Western HR Prizes, the other side of the coin of supporting MKO terrorists

Secretary of Iran’s Human Rights Council Mohammad Javad Larijani rapped the West’s double-standard policies and stances on human rights issues, saying that western states shelter terrorist groups like the anti-Iran terrorist Mojahedin-e Khalq Organization (MKO) and award them in the name of defending human rights.

"Our people are familiar with the West’s discriminatory and hostile attitude towards the Islamic Republic of Iran," Larijani said in a meeting with Head of Iran-Germany Parliamentary Friendship Group Bijan Jirsarayee in Tehran on Wednesday.

Larijani rapped the double-standard polices and behavior of the western states towards the human rights issues in Iran.

On one hand, the western states shelter and support terrorist groups like the MKO (also known as the MEK, NCR and PMOI) and the PJAK terrorist group and cooperate with the US in imposing unilateral sanctions against Iran which have inflicted great losses on the Iranian people and is a blatant violation of human rights, and on the other hand, they suddenly emerge as advocates of human rights and grant awards to culprits in Iran as if they are defenders of human rights, he added.

The European Parliament announced that this year’s winners of the Sakharov Prize for Freedom of Thought are two Iranian culprits, lawyer Nasrin Sotoudeh and film director Jafar Panahi.
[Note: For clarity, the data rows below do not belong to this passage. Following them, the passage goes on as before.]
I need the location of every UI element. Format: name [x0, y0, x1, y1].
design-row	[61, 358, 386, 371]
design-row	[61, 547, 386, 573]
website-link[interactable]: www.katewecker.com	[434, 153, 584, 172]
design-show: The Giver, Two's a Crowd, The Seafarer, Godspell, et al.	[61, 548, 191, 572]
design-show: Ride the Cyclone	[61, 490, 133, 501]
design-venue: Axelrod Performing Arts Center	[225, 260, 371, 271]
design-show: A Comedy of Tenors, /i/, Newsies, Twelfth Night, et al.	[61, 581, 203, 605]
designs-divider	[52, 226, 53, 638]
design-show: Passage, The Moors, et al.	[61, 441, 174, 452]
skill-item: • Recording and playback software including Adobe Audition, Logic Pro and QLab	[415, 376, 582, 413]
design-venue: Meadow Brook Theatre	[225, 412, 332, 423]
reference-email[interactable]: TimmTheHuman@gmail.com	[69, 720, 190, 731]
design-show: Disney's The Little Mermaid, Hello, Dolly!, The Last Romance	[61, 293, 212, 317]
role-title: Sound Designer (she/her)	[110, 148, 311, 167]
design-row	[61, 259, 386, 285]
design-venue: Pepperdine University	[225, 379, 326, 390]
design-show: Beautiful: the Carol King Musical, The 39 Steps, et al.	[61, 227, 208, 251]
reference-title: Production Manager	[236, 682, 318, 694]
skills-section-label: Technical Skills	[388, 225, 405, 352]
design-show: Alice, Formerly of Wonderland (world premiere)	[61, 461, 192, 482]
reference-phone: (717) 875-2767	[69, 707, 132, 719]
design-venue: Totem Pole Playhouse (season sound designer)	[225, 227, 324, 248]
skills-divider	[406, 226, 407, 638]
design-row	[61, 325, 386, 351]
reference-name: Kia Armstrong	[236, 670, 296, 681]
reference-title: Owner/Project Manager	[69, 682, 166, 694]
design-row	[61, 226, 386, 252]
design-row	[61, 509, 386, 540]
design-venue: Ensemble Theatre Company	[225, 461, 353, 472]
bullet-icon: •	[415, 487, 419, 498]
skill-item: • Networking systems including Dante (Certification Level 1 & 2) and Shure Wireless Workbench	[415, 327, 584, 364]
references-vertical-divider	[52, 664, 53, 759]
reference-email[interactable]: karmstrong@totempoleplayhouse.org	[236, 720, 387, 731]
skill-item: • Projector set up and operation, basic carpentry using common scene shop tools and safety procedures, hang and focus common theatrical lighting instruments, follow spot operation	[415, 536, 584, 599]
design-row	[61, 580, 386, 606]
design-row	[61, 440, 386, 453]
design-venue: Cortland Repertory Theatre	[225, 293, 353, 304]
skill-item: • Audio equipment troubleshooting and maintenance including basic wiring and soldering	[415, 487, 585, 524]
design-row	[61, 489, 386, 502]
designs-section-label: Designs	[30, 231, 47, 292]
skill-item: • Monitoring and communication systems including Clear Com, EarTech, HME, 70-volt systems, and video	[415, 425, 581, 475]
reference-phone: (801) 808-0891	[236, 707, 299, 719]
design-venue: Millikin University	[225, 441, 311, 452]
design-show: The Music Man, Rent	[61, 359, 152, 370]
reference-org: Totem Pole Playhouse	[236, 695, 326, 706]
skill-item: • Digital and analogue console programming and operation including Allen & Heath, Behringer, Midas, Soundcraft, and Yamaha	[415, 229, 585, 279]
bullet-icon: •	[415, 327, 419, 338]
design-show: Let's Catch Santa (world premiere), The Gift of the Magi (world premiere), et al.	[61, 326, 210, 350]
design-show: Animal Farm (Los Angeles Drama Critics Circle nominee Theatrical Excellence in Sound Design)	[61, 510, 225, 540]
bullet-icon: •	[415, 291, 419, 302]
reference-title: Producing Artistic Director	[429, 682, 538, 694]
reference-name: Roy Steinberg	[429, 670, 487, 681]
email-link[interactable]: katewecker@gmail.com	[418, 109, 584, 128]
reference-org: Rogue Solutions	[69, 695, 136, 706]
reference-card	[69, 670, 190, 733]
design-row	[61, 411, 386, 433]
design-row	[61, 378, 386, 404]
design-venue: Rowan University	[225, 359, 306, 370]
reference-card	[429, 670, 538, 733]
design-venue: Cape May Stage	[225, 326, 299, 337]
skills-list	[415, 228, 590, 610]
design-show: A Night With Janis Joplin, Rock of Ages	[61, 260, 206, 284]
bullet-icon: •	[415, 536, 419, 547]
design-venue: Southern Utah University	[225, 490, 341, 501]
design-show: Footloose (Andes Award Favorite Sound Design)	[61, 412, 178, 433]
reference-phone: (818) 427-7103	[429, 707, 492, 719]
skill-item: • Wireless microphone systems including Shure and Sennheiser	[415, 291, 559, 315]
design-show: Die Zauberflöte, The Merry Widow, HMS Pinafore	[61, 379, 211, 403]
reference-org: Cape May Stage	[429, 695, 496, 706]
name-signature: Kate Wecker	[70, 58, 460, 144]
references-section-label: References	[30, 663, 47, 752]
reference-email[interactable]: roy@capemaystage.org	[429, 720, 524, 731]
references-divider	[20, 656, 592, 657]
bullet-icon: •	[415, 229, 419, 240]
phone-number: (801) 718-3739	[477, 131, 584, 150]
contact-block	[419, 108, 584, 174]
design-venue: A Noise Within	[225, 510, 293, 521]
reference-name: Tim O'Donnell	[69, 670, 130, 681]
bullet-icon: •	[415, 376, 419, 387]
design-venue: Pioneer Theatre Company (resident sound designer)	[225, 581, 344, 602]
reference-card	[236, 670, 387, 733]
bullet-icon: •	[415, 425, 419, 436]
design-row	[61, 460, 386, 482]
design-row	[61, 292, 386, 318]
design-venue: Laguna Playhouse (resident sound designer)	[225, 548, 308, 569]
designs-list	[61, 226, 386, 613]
Sotoudeh is now imprisoned in Iran for security crimes and Panahi is a fugitive living outside Iran.

Also after the EU delisted the MKO from its list of foreign terrorist organizations, the US in September 2012 adopted the same measure. The decision made by Secretary of State Hillary Clinton enabled the group to have its assets under US jurisdiction unfrozen and do business with American entities, the State Department said in a statement at the time.

Before an overture by the EU, the MKO was on the European Union’s list of terrorist organizations subject to an EU-wide assets freeze. Yet, the MKO puppet leader, Maryam Rajavi, who has residency in France, regularly visited Brussels and despite the ban enjoyed full freedom in Europe.

The MKO is behind a slew of assassinations and bombings inside Iran, a number of EU parliamentarians said in a recent letter in which they slammed a British court decision to remove the MKO from the British terror list. The EU officials also added that the group has no public support within Iran because of their role in helping Saddam Hussein in the Iraqi imposed war on Iran (1980-1988).

Many of the MKO members abandoned the terrorist organization while most of those still remaining in the grouplet are said to be willing to quit but are under pressure and torture not to do so.

A May 2005 Human Rights Watch report accused the MKO of running prison camps in Iraq and committing human rights violations.

According to the Human Rights Watch report, the outlawed group puts defectors under torture and jail terms.

The group, founded in the 1960s, blended elements of Islamism and Stalinism and participated in the overthrow of the US-backed Shah of Iran in 1979. Ahead of the revolution, the MKO conducted attacks and assassinations against both Iranian and Western targets.

Leaders of the group have been fighting to shed its terrorist tag after a series of bloody anti-Western attacks in the 1970s, and nearly 33 years of violent struggle against the Islamic Republic of Iran.

The group started assassination of the citizens and officials after the revolution in a bid to take control of the newly established Islamic Republic. It killed several of Iran’s new leaders in the early years after the revolution, including the then President, Mohammad Ali Rajayee, Prime Minister, Mohammad Javad Bahonar and the Judiciary Chief, Mohammad Hossein Beheshti who were killed in bomb attacks by MKO members in 1981.

The group fled to Iraq in 1986, where it was protected by Saddam Hussein and where it helped the Iraqi dictator suppress Shiite and Kurd uprisings in the country.

The terrorist group joined Saddam’s army during the Iraqi imposed war on Iran (1980-1988) and helped Saddam and killed thousands of Iranian civilians and soldiers during the US-backed Iraqi imposed war on Iran.

Since the 2003 US invasion of Iraq, the group, which now adheres to a pro-free-market philosophy, has been strongly backed by neo-conservatives in the United States, who argued for the MKO to be taken off the US terror list.

In recent years, MKO ringleaders have been lobbying governments around the world in the hope of acknowledgement as a legitimate opposition group.

The MKO spent huge sums of money over years lobbying for removal from the US terror list, holding rallies in European capitals and elsewhere that featured luminaries like former Homeland Security Secretary Tom Ridge from the administration of George W. Bush. Former House Speaker and presidential candidate Newt Gingrich was among those recently welcomed by the MKO to Paris.

The MKO is responsible for carrying out numerous acts of terror and violence against Iranian officials and civilians as well as the people of Iraq.

The US formally removed the MKO from its list of terror organizations in early September, one week after Secretary of State Hillary Clinton sent the US Congress a classified communication about the move.